Consistent with most prior work, we failed to identify a separate social health factor despite including the PROMIS social isolation scale and the ability to participate in social roles and activities scale. One prior confirmatory factor analysis of PROMIS measures suggested three underlying factors: physical health represented by PROMIS measures of physical function, pain interference, pain behavior, and fatigue; mental health represented by anger, anxiety, depression, and fatigue; and social health represented by social role performance and social role satisfaction (Carle et al., 2015). However, the social health factor correlated more strongly with physical and mental health (0.67 and 0.68, respectively) than physical and mental health correlated with one another (r = 0.57), suggesting that social health was not a distinct dimension.

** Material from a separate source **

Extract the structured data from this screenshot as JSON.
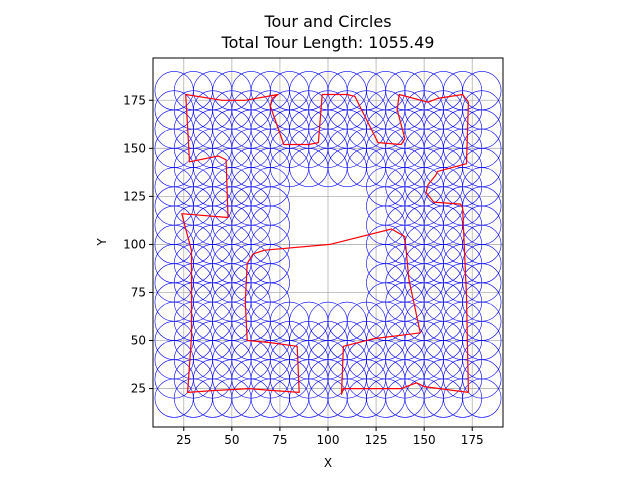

This study has limitations. The generalizability of the results is uncertain given the sample was limited to adult members of KnowledgePanel with back pain who responded to a baseline and follow-up survey. In addition, a wide range of measures was administered, but it is possible that stronger support for a social health factor would be obtained if additional measures had been included. Nonetheless, the study provides important information about the dimensionality of self-reported health.

Future research is needed to put this work in the context of emerging interest in whole-person health. For example, the U.S. Veterans Health Administration emphasizes the importance of whole-person health as part of comprehensive health care (Kligler, 2022). A deeper understanding of the dimensionality of health measures can contribute substantially to efforts to define and measure whole-person health. The reasonableness of single summary indexes such as the whole health index must also be evaluated further (Chi et al., 2023).